Total synset inference time for Visual Genome regions dataset is around 15 minutes on Taito CPU instance (only one core is used for this task).

COCO:

python3 infer_synsets.py output/pos_tags_coco.json --output_path output

PicSOM:

python3 infer_synsets.py output/pos_tags_picsom_msrvtt_raw.json --output_path output

Stage 2: Match categories and extract stats

2.1) Match synsets to categories

Visual Genome:

python3 match_synsets_to_categories.py --dataset vg-regions --data_file /proj/mediaind/picsom/databases/visualgenome/download/1.2/VG/1.2/region_descriptions.json --synset_file output/pos_tags_vg_regions_syns.json --category location --output_path output

COCO:

python3 match_synsets_to_categories.py --dataset coco --data_file /proj/mediaind/picsom/databases/COCO/download/annotations/captions_train2014.json --synset_file output/pos_tags_coco_syns.json --category location --output_path output

PicSOM:

python3 match_synsets_to_categories.py --dataset picsom --data_file /proj/mediaind/picsom/databases/MSR-VTT/textdumps/gt-raw.txt --synset_file output/pos_tags_picsom_msrvtt_raw_syns.json --category location --output_path output

The above command tries to match synsets that match a user specified category.

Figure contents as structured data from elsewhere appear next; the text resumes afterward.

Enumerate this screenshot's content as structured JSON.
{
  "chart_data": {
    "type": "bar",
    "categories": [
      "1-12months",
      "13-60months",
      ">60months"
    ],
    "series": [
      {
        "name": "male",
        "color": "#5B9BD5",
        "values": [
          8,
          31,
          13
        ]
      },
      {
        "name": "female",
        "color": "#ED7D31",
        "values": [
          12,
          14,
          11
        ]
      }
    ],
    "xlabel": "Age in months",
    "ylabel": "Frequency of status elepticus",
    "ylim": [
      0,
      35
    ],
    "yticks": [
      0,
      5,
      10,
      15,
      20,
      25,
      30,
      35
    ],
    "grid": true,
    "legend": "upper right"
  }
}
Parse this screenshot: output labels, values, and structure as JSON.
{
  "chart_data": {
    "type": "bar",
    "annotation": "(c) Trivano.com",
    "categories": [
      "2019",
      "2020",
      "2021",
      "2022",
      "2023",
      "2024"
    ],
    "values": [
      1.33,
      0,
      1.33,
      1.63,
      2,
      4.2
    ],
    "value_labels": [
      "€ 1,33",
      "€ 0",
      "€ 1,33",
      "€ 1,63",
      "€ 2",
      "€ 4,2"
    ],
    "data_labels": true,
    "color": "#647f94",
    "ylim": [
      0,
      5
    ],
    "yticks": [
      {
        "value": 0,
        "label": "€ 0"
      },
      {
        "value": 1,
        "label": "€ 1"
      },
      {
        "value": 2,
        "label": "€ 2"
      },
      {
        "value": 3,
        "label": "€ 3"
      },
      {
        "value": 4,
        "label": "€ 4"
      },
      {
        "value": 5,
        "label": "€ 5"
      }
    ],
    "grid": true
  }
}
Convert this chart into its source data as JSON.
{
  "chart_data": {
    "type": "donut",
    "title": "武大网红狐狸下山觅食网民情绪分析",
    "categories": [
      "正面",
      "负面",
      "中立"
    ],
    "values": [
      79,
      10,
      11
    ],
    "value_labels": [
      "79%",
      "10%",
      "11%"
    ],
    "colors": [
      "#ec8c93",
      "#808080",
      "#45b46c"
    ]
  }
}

Synsets that are part of a given category are defined in a dictionary inside categories.py.

The above script outputs 2 files: JSON containing both the original captions and the inferred categories, as well as same data inside a serialized Pandas object that is used for calculating the actual statistics in the next and final step of the pipeline.

2.2) Calculate statistics

Visual Genome:

python3 calculate_category_statistics.py output/pos_tags_vg_regions_syns_location.pandas.pkl --category location --output_name 'Visual Genome Regions' --output_prefix 'vg_regions' --group_by image_id

COCO:

python3 calculate_category_statistics.py output/pos_tags_coco_syns_location.pandas.pkl --category location --output_name 'COCO Train 2014' --output_prefix 'coco' --group_by image_id

PicSOM:

python3 calculate_category_statistics.py output/pos_tags_picsom_msrvtt_raw_syns_location.pandas.pkl --category location --output_name 'PicSOM MSR-VTT RAW' --output_prefix 'msrvtt_gt_raw' --group_by label

NOTE: In case of PicSOM we are grouping by label instead of image_id

Extending generic analysis

  • Different data set handlers can be added to:

    • tag_sentences.py to produce per sentence POS tagging for an arbitrary list of sentences
    • match_synsets_to_categories.py.
  • One can add more category types to categories.py. Right now only location and temporal types are supported.

  • Currently POS tags are not used for inferring relationships and attributes. Adding support for this would require some work.